Attitude problems
Michael Henderson
THE Commonwealth Games in Manchester were a terrific success. Of course they were. Every time you turned on the radio or television somebody was busy saying how superduper they were, how Manchester had shamed hopeless London, the home of grotty old Wembley, and how British sport could, after all, make something work properly. Jolly good. Manchester is the city of my birth, and I'm pleased to know that its staging of the socalled 'Friendly Games' won such enthusiastic notices. People worked hard to make them a success, and they deserve recognition.
However, coming from Manchester, I noticed different things. On the night that the Queen declared the Games open I drove around town and couldn't fail to notice that, far from benefiting from urban regeneration, it looked more deprived than ever. No more than a mile from the City of Manchester Stadium. as Her Majesty was enjoying the delights of an opening ceremony that seemed to be aimed at slow-witted teenagers, I passed not one, not two, not three, four or five, but six pubs in a row that had been boarded up. There was a spanking new young-persons tavern, though, bearing the name (I'm not making this up) of Screwy Hughie's. And they call this urban regeneration!
What have we done to our cities? For a proper answer to that question, and other ones related to the compulsory slumming that is part of the national curriculum, one has only to read Theodore Dahymple's regular dispatches in these pages. Manchester is not necessarily the worst example of urban life. It is just one city among many, and none of them holds a candle to the cities on the Continent. If you try to compare Manchester with Munich, say, you'll do yourself an injury laughing. Nevertheless, it proved a wonderful host of the Commonwealth Games.

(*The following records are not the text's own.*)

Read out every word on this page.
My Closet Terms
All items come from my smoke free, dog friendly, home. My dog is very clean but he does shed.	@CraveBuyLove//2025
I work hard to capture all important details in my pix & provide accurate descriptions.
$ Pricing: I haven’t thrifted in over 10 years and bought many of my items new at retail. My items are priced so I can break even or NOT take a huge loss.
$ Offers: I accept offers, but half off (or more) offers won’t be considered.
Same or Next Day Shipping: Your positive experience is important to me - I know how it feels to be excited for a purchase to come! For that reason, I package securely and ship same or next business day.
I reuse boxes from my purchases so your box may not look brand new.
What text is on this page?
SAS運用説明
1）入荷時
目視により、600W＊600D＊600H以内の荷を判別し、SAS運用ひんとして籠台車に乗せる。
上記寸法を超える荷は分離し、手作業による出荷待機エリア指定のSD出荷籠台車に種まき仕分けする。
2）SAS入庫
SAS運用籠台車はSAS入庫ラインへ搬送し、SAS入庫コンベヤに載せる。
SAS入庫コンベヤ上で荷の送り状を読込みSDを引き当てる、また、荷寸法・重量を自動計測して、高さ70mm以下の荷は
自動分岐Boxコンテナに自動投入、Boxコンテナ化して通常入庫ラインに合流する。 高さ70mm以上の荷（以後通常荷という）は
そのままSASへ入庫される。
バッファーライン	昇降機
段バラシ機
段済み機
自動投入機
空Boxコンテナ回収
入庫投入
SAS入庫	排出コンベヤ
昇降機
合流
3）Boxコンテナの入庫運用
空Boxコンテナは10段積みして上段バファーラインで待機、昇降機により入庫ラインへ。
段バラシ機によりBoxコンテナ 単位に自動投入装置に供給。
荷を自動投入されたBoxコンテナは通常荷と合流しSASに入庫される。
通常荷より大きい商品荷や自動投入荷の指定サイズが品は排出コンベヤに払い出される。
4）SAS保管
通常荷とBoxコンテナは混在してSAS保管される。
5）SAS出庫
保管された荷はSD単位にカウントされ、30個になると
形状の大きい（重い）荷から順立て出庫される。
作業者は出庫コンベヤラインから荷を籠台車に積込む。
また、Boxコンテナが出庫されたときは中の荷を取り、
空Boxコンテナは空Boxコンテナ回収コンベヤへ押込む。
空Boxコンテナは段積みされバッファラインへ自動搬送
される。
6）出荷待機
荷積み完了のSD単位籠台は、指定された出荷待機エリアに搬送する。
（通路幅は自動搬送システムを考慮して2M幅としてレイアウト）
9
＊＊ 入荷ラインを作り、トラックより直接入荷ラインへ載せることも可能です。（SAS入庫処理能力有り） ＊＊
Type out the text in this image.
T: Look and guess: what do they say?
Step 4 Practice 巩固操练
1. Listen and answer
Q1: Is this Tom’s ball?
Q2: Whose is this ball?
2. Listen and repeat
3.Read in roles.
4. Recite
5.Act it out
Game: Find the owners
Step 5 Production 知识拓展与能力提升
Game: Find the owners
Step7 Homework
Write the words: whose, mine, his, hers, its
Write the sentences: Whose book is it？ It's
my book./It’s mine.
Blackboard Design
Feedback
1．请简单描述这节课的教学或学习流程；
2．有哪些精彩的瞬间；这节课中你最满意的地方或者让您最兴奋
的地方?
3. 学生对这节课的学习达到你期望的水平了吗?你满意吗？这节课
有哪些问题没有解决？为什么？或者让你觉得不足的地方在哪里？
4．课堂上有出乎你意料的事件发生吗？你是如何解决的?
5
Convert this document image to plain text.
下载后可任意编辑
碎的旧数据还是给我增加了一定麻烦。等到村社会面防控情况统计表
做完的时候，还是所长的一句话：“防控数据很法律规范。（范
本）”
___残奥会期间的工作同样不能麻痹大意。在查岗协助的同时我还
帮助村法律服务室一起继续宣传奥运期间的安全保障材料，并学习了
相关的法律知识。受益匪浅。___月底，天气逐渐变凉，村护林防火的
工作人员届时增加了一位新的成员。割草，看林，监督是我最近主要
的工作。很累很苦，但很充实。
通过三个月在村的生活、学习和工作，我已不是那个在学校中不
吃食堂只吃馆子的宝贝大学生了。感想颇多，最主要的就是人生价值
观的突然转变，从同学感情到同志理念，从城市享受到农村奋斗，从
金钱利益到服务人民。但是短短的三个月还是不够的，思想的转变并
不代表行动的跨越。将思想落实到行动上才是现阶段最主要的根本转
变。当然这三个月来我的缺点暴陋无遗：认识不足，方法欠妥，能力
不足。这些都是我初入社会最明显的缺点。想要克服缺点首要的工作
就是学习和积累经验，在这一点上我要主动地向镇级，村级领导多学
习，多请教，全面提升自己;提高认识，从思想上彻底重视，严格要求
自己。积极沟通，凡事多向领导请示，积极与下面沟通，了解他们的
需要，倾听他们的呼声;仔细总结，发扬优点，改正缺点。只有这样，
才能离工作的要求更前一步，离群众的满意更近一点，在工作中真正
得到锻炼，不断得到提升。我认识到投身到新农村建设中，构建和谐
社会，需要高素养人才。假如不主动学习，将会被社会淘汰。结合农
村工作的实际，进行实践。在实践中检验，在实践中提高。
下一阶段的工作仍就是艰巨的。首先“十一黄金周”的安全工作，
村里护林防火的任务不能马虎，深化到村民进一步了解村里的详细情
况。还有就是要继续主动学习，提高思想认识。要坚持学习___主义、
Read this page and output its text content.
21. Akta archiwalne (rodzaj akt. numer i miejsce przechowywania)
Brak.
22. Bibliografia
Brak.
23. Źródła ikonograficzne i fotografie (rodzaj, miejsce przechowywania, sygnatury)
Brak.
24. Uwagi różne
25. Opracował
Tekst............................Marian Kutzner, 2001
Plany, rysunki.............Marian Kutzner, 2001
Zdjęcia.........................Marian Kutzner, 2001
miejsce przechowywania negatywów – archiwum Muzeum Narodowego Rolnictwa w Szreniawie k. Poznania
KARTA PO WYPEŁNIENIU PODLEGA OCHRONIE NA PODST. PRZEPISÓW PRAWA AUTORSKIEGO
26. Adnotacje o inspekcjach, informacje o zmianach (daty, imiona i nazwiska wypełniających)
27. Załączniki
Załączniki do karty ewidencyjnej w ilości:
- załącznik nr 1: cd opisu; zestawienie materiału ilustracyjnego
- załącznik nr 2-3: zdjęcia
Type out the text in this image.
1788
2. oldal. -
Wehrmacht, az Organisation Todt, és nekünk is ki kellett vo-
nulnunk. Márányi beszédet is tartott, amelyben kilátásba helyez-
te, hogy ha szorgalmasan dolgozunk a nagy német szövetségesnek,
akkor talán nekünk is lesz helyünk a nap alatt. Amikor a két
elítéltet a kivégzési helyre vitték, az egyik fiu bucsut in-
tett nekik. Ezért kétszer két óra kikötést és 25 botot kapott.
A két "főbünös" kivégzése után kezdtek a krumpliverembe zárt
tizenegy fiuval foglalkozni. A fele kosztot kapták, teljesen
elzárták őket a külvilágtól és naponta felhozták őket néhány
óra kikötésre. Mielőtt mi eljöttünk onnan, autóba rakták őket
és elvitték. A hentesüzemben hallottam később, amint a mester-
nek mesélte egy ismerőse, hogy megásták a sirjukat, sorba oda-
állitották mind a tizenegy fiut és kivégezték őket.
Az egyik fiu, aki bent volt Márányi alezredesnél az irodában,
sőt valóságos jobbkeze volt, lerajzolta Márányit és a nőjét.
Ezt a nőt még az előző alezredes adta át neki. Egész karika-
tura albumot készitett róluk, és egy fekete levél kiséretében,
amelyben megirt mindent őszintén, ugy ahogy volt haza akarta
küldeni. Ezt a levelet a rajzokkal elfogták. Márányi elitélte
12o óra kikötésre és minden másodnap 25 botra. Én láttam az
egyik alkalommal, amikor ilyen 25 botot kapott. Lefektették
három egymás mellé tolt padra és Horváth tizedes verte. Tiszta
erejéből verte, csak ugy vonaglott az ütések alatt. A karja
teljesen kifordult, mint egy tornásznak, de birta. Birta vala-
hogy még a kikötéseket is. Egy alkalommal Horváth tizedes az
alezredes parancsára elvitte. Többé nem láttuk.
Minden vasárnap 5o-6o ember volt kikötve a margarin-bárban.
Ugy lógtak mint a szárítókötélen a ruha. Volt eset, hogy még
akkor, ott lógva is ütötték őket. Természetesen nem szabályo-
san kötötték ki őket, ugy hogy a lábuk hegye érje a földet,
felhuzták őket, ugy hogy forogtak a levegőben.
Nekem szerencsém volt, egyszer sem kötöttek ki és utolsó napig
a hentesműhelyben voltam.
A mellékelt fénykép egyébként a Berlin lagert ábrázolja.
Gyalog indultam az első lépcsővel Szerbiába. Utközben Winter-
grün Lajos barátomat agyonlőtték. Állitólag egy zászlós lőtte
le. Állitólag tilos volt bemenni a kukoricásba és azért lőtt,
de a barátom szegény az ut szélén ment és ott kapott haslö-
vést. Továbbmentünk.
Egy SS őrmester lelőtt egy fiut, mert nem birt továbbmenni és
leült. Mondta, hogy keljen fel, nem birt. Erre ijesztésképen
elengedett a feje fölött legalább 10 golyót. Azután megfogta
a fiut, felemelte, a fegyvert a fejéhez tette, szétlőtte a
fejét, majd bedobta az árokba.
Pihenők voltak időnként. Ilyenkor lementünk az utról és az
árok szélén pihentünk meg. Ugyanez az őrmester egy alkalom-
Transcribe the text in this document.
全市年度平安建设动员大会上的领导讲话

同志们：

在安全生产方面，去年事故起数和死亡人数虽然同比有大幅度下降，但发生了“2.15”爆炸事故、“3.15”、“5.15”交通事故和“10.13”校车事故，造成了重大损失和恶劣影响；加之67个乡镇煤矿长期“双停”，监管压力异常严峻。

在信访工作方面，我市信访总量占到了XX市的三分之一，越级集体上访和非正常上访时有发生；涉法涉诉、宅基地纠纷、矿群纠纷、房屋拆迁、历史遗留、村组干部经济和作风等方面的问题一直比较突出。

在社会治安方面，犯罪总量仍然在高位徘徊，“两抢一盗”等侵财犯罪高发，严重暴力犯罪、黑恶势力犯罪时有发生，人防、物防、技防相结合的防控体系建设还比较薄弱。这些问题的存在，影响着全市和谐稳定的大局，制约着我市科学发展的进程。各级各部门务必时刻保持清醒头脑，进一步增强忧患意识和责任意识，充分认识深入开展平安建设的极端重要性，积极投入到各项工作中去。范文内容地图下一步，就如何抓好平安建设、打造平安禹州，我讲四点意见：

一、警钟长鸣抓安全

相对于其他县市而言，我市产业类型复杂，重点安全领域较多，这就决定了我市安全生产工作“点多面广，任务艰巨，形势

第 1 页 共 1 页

To get the most out of them, though, you had to ignore the sentimental claptrap that goes with these events. The soft-soaping began during the opening ceremony, when a loose-tongued reporter from Radio Mate referred to Manchester 'attitude', whatever that might mean. Then the master of ceremonies yelled, 'They say you're the party capital of the country. They say a welcome in this city is like no other.' I trust that man is now housed in secure accommodation. These 'inclusive' Games were, apparently, about 'nice nationalism' and that old favourite 'multi-culturalism'. To that end the city council put up posters which appeared to suggest that every other resident of Manchester was a homosexual. But whereas you could eat goat curry at any one of 100 places, it was impossible to find decent bangers and mash. Clearly English cuisine comes under the heading of nasty nationalism.
It goes without saying that television coverage of the Games was, in the main, poor. One chump pronounced, 'The women's hammer launched the Games.' Do producers of television and radio programmes actually listen to what their reporters are saying, or do they no longer know the difference between good and bad, right and wrong? Or do they know, and simply not care? The exceptions were Steve Rider, a true pro, and Hazel Irvine, the perky Jockette, of whom we ought to see more.
But there were good things. One night, after the runners and jumpers had done and dusted, the spectators were going home. Among the happiest were a group of disabled people who had been driven in by Salford City Council. In the midst of so much televised sentimentality it made a touching moment, and offered a reminder of how precious is the athlete's gift.